Cross-posted to Teaching Thursday.
Yesterday at noon, the Department of History here at the University of North Dakota, held a roundtable discussion on online teaching. We invited a group of experienced online teachers to join the round table from different fields. Mick Beltz (a regular Teaching Thursday contributor) from Philosophy and Religion, Bill Caraher, from History, Tim Prescott, from Math, and Bret Weber (another Teaching Thursday regular), from the Department of Social Work. The group focused on the differences between online teaching and classroom teaching. Moreover, the discussion was intensely practical. The Department of History, like many departments across campus, is exploring the potential and pitfalls of online teaching. The audience of graduate students and faculty enthusiastically engaged the panelists and the conversation spilled into the hall after the workshop was over.
I offer the following brief summary of the teaching roundtable and I encourage the conversation to continue in the comments section over on Teaching Thursday.
Bret Weber, of the Department of Social Work, offered a number of points which emphasized that teaching and learning need to be at the core of online classes. It's not just about the technology! And it's not an online class, it's a class online. To go along with this observation he stressed that teaching online must be interactive both between students and between teacher and student. The more the students interact with each other and the instructor the more likely they are to achieve the course's objectives. In fact, recent students have shown that the quantity of discussion posts, for example, correlates more strongly with learning than the quality of the posts. Finally, Bret emphasized that teaching online can be enormously time consuming in the course planning, set up, and the maintenance of an online class, but most importantly in terms of the amount of time that needs to be afforded all students especially during the early weeks of the semester.
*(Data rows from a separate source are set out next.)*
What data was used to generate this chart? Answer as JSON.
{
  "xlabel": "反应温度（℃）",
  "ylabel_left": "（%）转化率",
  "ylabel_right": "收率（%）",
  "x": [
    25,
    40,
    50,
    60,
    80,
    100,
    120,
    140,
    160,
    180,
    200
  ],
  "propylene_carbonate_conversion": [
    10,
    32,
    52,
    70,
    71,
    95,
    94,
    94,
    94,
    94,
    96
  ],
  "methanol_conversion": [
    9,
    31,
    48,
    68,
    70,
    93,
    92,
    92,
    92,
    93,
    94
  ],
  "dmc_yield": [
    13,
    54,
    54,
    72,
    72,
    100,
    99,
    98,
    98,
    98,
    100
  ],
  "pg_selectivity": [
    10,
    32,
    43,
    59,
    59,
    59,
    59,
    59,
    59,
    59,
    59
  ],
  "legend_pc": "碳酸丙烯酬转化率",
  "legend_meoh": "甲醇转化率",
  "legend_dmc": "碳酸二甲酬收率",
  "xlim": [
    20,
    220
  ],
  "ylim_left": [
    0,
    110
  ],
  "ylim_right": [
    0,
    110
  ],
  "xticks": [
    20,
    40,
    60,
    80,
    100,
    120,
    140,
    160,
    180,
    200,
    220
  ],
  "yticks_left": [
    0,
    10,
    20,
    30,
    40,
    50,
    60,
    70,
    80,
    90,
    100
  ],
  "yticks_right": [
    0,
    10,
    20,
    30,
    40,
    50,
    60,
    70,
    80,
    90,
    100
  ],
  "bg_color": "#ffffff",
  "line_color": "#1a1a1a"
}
Tim Prescott of the Department of Math emphasized the need for more steps in weekly assignments to make up for the lack of regular interaction. He said that this extended from actual content based assignments to the logistics of making sure the students set up proctored tests, completed assignments on time, and understood the basic mechanics of a class. Finally, Tim reinforced the difficulty of ascertaining whether a student understood complex material. Teaching online requires that we develop ways to ascertain how well our students are moving through material in the class so that our first indication of a problem is not a high-value assignment.
Mick Beltz, who teaches in the Department of Philosophy and Religion, talked about how online classes followed a different rhythm from classroom courses. There was more weekly attention necessary to ensure that an online class functioned properly. The work also tends to be greater at the very beginning of the semester because the majority of assignments and activities need to be available to students at the first day of the semester.This different work rhythm sometimes made the workload feel more substantial than a classroom based course, which might experience hectic moments, like grading midterm exams, while requiring less daily attention. Mick also pointed our that online courses need to communicate the instructor's expectations to students clearly and regularly. Unlike classroom taught courses, most students will be unfamiliar with the online learning environment. The irregular schedule of online courses, the different forms of peer interaction, and a perceived distance between instructor and student would sometimes lead students to neglect online courses more than they would classroom taught ones. The result of this was more MIA students who drift away from the class and do not succeed.
I added that teaching online retained elements of very tradition instruction with its emphasis on lectures (as a formal means of instruction, information dissemination, and modeling of good practice). I also noted that the online environment is particularly suited to intensive writing because writing becomes the key means for interacting between the student and faculty member. Finally, I urged the group to embrace the panopticon of online teaching (with thanks to Mick Beltz for introducing me to the link between Foucault's idea of the panopticon and the online teaching environment). The online environment presents to the faculty member these decisively partitioned reports on student achievement on the computer screen. The students, on the other hand, can see far less of their fellow students achievements and, as Mick pointed out, tend to focus their interaction with the instructor far more than in a regular classroom where the physical presence of other students demands some, often non-verbal, form of engagement.